Other election experts also point out that the design of existing AVR systems already integrates privacy protections. The goal, they say, is to make use of data the government already collects without weaponizing it.
“If it’s administered correctly, I don’t see it being any different than [automatic voter registration] through the DMV,” Lacey Donaldson, the elected clerk in Pershing County, Nevada, and the head of that state’s county clerk association, told Bolts. Nevada’s plans for automatic registration of Medicaid recipients is also in limbo due to CMS.
One difference between the DMV and health services is that Medicaid recipients interact with the state more frequently. In Oregon, Medicaid recipients must renew their plans and update their information—including their mailing address—annually, whereas many people go years without visiting the DMV. This means that administering an AVR system through Medicaid would be likelier to keep voter rolls up-to-date.

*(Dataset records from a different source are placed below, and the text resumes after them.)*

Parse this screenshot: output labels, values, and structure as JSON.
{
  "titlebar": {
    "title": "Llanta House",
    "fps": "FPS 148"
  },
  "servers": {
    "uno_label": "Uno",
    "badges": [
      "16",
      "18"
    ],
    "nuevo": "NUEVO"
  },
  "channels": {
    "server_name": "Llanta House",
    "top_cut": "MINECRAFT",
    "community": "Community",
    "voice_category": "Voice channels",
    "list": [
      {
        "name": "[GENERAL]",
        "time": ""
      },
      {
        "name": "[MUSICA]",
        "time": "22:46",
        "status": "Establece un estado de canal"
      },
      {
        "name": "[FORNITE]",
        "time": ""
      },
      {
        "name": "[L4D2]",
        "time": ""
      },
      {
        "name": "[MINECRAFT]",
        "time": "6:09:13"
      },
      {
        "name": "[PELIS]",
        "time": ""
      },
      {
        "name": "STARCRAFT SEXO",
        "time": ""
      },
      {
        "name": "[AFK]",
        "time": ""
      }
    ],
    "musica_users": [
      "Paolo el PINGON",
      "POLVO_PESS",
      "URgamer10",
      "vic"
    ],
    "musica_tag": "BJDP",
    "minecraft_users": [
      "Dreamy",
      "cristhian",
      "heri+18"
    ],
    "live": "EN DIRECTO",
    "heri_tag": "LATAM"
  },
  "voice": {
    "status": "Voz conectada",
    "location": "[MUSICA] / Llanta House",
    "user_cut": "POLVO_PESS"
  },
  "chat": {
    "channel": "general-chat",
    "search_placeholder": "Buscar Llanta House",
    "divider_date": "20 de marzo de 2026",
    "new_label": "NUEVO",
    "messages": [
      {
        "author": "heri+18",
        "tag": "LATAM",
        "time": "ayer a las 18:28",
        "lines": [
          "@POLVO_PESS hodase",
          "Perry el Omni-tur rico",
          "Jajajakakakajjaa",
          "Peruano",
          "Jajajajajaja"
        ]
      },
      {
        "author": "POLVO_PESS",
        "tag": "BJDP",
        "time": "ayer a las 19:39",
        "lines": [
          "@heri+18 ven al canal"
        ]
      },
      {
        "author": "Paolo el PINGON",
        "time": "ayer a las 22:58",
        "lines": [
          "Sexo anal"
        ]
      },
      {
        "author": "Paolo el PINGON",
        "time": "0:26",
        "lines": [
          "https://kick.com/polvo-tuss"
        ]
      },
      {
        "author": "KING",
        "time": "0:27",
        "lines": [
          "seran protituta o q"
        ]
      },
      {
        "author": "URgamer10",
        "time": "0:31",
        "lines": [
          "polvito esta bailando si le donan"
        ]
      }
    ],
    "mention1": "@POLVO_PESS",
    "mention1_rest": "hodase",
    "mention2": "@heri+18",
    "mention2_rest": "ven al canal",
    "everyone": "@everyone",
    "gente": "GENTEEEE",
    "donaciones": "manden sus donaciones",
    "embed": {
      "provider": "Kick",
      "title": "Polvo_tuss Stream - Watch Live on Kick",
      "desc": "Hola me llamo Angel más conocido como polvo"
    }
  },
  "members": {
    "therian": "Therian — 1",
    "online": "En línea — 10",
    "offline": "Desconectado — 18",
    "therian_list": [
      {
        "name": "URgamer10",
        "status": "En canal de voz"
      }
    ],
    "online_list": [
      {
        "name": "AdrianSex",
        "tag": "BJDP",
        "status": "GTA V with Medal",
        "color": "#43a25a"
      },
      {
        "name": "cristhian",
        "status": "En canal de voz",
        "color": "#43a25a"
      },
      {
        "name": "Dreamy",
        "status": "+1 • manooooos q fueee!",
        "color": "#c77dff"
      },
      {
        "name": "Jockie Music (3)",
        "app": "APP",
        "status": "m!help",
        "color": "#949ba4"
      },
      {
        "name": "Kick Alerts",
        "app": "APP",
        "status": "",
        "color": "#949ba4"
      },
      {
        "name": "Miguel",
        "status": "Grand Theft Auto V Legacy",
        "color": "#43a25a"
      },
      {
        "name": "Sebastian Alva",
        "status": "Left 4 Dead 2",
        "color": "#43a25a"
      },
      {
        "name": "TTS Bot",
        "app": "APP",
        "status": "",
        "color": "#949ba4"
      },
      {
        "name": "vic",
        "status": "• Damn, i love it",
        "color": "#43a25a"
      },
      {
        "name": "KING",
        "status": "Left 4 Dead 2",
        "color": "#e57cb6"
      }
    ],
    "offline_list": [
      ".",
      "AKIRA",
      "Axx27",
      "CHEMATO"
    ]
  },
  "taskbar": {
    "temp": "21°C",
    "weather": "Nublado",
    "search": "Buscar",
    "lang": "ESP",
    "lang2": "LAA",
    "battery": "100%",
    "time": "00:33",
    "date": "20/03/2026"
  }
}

“This is a win-win-win-win for lots of different people,” says Amber McReynolds, a national expert in election procedures who was appointed to the U.S. Postal Service Board of Governors by Biden. “The people who want to make sure more people are registered to vote, for people who care about making sure voters addresses are accurate, for people who want more efficient government. It’s one of these concepts I always think that everybody should like.”
In Oregon, the concept was championed by Shemia Fagan while she was secretary of state. Fagan, a Democrat, resigned in May after Willamette Week revealed she’d been accepting lucrative consultant payments from cannabis entrepreneurs who have been top donors to her political career. Still, the legislation passed based on strong support from Democratic lawmakers who run both chambers; Republicans opposed the legislation.
Other states may soon join the CMS waiting chamber. A new bill introduced last month in New Jersey proposes expanding that state’s AVR system to include Medicaid services.
“We’re hopeful that CMS will reconsider its reading of the law, which we think is currently incorrect,” Griswold said. “State pressure is mounting.”